Alex Tabarrok writes:
Competitive law appears to increase efficiency but it’s less clear that competition among governments gives rise to a libertarian world. Homeowner associations, for example, often impose stricter zoning regulations than cities. You could say that the system as a whole is more libertarian, but no one lives in the system as a whole.
Maybe liberty comes not from choice of government but from forcing people who are unlike to live together. Isn’t the real reason the First Amendment has any force not that people agree on the value of freedom of speech but rather that they disagree on who they want to shut up? Is religious freedom a product of agreement on the value of religious freedom or is it a product of disagreement on who is going to hell?
Still I hope for the best and congratulate Patri. Seasteading has come a long way.
First, I’ll stop and grin at the photo he unearthed. Then on to the logic…
Many commenters made responses which I’ll sum up as "but a contractarian system is libertarian". I think this is correct, but partly misses the point and requires more amplification. It think it is meaningful to look at a system, even a consensual, contractarian system, and ask "How much liberty does it have?".
For example, one might imagine different consensual systems giving rise to different levels of liberty due to personal preferences, initial conditions (if there are multiple equilibria) or technologies. Worlds with and without the internet and strong encryption might both have consensual political systems, yet different levels of liberty. So there is nothing inherently wrong with questioning the liberty provided by even a purely consensual system.
In this case, however, I think there is a pretty good argument that increased choice will increase freedom. Zoning laws are very local, which means that lots of other people wanting different zoning laws than I do doesn’t decrease my liberty, since I only need to find one zone I like to live in. So as long as it doesn’t take a very large group to make a new zone, I am likely to get zoning laws pretty close to want I want.
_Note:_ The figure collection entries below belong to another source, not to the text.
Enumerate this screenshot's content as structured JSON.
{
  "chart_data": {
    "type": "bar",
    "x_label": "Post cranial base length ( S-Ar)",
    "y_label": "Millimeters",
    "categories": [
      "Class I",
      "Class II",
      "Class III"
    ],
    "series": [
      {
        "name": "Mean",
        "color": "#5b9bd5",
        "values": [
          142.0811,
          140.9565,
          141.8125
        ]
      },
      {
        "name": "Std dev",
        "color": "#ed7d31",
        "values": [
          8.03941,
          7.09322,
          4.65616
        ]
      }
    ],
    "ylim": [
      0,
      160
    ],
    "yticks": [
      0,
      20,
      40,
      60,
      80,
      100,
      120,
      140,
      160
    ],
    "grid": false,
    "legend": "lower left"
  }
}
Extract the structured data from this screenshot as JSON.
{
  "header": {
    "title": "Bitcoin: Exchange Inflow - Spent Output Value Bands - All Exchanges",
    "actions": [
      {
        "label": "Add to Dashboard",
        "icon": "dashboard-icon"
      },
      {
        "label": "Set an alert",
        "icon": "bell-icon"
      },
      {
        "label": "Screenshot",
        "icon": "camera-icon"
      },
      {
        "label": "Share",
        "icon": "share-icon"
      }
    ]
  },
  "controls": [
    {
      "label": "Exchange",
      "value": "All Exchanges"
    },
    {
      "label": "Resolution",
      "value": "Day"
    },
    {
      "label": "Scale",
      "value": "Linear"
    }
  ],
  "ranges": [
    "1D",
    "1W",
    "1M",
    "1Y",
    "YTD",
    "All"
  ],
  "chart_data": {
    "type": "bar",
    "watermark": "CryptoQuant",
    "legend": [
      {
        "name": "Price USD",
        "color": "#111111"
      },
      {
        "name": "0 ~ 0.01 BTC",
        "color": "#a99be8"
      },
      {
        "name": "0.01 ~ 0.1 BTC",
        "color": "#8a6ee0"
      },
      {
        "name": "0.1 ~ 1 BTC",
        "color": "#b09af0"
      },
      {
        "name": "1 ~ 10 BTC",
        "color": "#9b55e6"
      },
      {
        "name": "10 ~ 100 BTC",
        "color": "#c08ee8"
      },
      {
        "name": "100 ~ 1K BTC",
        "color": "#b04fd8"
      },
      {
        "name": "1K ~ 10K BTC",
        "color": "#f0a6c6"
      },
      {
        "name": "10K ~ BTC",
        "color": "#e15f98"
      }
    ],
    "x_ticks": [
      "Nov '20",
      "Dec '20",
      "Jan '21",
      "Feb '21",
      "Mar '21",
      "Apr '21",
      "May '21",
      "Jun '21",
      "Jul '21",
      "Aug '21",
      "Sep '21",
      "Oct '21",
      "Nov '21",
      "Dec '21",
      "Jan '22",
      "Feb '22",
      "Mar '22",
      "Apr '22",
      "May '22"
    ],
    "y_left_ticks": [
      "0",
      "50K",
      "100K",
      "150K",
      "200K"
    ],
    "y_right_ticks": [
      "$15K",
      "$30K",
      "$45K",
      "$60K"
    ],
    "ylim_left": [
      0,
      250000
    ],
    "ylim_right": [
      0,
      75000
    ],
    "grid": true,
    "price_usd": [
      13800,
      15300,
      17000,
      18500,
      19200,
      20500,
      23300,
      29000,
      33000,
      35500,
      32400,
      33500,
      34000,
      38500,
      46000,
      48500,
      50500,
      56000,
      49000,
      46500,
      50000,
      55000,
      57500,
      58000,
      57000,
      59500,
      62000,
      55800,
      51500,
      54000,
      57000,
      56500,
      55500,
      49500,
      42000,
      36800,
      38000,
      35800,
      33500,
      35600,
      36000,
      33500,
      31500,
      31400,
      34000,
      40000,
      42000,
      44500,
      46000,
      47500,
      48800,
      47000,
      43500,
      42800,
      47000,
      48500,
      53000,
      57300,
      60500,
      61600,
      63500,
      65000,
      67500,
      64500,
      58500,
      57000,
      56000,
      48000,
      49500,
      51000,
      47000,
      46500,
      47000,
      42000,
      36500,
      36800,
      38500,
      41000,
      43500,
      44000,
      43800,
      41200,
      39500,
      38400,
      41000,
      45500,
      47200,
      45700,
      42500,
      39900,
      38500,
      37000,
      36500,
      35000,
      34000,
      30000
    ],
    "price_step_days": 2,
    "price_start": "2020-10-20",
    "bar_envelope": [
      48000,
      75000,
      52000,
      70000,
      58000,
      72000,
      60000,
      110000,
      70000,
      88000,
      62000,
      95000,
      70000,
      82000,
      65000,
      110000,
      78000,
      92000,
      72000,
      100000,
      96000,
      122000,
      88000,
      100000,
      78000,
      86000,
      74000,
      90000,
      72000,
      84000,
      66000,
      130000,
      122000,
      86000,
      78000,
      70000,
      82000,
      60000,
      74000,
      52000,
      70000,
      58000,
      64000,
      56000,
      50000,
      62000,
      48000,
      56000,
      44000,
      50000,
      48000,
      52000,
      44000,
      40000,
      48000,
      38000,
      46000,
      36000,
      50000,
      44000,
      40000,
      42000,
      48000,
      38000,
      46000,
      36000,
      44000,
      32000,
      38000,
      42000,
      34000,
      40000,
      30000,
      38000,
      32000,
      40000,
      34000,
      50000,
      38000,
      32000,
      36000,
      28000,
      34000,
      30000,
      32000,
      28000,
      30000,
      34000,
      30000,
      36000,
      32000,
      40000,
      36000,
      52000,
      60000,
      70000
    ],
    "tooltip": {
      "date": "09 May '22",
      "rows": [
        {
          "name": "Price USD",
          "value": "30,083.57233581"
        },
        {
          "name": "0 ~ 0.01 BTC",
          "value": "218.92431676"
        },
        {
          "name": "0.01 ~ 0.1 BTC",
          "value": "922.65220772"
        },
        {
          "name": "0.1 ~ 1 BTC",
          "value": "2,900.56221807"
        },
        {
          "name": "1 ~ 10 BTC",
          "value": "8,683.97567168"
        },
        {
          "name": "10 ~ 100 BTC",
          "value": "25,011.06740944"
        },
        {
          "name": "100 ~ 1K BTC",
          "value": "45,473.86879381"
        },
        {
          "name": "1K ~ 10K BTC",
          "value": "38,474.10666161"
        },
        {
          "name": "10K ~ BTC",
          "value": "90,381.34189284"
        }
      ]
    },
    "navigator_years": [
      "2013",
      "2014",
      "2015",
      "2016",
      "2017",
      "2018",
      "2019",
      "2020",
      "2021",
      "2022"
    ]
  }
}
While it’s reasonable in theory to talk about people with different views getting together and choosing freedom so everyone can have what they want, I don’t think it fits the evidence if you look at laws of all types. In practice, if you look at modern democracies, you instead see a lot of "tyranny of the majority" and one-size-fits-all solutions imposed on large groups of people. For example, the majority of the tax burden is at a federal level. Local control and choice of locality should substantially decrease that problem.